MvW: “Daar hebben we het zeker wel eens over gehad. Maar dat is niet gebeurd, ik weet eigenlijk niet meer waarom. Wat wel leuk is dat we elkaar nog regelmatig zaken toespelen, als we die zelf niet kunnen doen. Ik heb voor Chantalle een keer het hoger beroep gedaan van een zaak waar haar rechtsgevoel door de uitspraak in eerste instantie zó was gekrenkt dat ze het beter vond dat een andere advocaat het hoger beroep zou doen.”
CvG: “Wat niet is, kan nog komen.”
Is de advocatuur in die 35 jaar erg veranderd?

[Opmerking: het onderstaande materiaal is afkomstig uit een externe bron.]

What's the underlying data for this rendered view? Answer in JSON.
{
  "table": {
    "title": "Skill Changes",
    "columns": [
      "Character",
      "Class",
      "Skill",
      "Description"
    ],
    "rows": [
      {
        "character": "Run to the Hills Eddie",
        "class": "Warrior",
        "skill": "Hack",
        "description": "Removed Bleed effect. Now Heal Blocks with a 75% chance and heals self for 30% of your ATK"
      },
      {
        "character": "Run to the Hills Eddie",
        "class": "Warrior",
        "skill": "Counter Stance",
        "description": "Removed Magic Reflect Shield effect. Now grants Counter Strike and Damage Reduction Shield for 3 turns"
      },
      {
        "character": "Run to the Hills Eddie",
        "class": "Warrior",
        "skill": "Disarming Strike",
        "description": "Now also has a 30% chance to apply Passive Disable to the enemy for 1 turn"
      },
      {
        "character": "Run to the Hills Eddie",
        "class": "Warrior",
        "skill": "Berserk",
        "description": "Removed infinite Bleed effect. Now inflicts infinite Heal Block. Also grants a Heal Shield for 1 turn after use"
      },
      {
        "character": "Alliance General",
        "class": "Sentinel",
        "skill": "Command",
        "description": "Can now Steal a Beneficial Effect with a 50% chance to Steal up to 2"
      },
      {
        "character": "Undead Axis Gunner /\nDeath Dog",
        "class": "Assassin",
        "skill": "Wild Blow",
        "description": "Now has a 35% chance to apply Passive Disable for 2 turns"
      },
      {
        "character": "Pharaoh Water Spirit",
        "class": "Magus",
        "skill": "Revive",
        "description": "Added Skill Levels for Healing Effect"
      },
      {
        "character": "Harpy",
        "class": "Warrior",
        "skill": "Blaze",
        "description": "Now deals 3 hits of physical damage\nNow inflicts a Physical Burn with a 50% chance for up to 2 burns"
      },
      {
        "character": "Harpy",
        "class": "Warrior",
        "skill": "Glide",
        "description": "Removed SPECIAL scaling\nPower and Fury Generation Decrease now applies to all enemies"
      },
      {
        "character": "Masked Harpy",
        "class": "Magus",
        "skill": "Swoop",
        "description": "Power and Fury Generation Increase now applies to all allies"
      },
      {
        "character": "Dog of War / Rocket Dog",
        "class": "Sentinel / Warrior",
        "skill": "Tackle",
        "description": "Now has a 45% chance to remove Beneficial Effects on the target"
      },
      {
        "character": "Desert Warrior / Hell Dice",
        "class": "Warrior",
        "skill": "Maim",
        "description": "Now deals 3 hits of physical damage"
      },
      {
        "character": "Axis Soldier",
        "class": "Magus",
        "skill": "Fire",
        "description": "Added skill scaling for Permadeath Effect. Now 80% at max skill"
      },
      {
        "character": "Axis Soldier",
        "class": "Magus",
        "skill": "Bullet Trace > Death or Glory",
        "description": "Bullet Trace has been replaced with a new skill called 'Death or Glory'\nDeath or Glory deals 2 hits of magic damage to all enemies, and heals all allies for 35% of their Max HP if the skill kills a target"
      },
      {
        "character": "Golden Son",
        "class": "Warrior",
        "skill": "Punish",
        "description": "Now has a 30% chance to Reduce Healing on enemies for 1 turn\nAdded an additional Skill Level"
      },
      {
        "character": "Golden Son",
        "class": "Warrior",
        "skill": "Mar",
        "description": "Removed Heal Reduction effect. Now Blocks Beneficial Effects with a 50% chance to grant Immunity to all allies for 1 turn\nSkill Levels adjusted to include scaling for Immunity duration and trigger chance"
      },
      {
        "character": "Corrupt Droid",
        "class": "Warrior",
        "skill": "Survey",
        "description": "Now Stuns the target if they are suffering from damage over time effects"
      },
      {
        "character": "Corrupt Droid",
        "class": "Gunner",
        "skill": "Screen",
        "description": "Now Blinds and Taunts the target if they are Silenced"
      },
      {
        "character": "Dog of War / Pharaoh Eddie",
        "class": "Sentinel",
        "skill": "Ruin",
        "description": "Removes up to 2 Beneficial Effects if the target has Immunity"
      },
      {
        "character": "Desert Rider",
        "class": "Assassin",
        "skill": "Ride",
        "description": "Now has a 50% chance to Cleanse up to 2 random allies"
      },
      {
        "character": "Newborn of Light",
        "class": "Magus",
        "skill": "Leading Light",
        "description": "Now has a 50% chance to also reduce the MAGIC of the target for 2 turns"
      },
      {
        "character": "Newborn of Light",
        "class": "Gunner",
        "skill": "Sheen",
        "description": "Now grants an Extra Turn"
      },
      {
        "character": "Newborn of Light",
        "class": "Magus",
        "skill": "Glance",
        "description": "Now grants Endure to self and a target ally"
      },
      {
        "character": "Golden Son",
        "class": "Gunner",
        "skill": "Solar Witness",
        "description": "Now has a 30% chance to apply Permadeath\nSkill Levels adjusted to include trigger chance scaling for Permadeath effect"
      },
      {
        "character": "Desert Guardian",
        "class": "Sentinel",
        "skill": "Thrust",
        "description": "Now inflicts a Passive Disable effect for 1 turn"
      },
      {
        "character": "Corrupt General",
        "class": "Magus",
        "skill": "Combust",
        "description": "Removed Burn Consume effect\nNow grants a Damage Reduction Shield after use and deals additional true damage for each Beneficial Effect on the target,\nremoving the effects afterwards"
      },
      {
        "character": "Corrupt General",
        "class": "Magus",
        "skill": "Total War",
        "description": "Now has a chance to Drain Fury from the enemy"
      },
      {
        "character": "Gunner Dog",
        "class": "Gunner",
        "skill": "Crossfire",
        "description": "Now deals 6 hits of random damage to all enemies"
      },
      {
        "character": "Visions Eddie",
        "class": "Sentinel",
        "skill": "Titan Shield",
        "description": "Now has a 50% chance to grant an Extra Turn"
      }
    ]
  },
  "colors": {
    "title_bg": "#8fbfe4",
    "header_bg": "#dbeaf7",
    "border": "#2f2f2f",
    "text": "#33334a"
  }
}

CvG: “Vroeger kon ik met een chirurgische precisie een uitspraak voorspellen. Helaas zijn uitspraken veel minder voorspelbaar geworden, en geldt: het is vaak een dubbeltje op zijn kant. Reden waarom we meer tijd investeren in regelen en schikken, soms zelfs tijdens de zitting.”
MvW: “De advocatuur is zeker veranderd. Veel regeltjes en formaliteiten. In 35 jaar verander je zelf ook. Je wordt steeds beter in je vak en daardoor ook efficiënter. Je herkent na zoveel jaren een stramien of patroon in zaken. Ik pak vaker de telefoon om de tegenpartij te overtuigen dat een schikking toch beter is. En gelukkig werkt dat ook af en toe.”
Wie of wat is in uw juridisch bestaan uw bron van inspiratie?
Mvw: “Mijn inspiratie krijg ik zaken zijn waar ik cliënten die er slecht voorstaan toch weer licht aan de horizon kan bieden, ofwel door middel van een procedure of met goed advies. En daarnaast vind ik het erg leuk om jonge advocaten op te leiden en enthousiast te maken voor ons mooie vak.”
CvG: “Daar sluit ik me bij aan, ook als je ziet dat cliënten iets op de mouw wordt gespeld, is het fijn om dat te doorbreken.”
Welk boek las u het laatst?
CvG: “Ik ben begonnen aan het boek van Hugo Smit over zijn vijftig jaar als advocaat. Ik heb ooit tegen hem gepleit in Dordrecht, gelukkig kom ik in het boek niet voor.”
MvW: “Het Advocatenbrein – psychologie voor juristen – van Marloes ter Huurne. Een absolute aanrader. Heel leuk hoe zij de advocatuur analyseert van uit de gedragswetenschap.”
Met welke beroemdheid zou u een gevangeniscel willen delen?
CVG: “Nou, met niemand eigenlijk maar als het echt moet, dan met schrijver Cees Nooteboom, een boeiende humoristische persoonlijkheid met geweldige verhalen.”
MvW: “Gitarist Keith Richards van de Rolling Stones. Dan neem ik ook mijn gitaar mee en dan kunnen we oude nummers van de Stones spelen.”
Als u het voor het zeggen had, dan…?
MvW: “Dan zou ik verplicht stellen dat ook commerciële kantoren een minimaal aantal zaken per jaar doen voor mensen die eigenlijk geen advocaat kunnen betalen maar wel dringend rechtshulp nodig hebben.”
CvG: “Dan zouden alle advocaten een stage op de rechtbank of bij het OM doen;, daar word je als advocaat veel beter van.”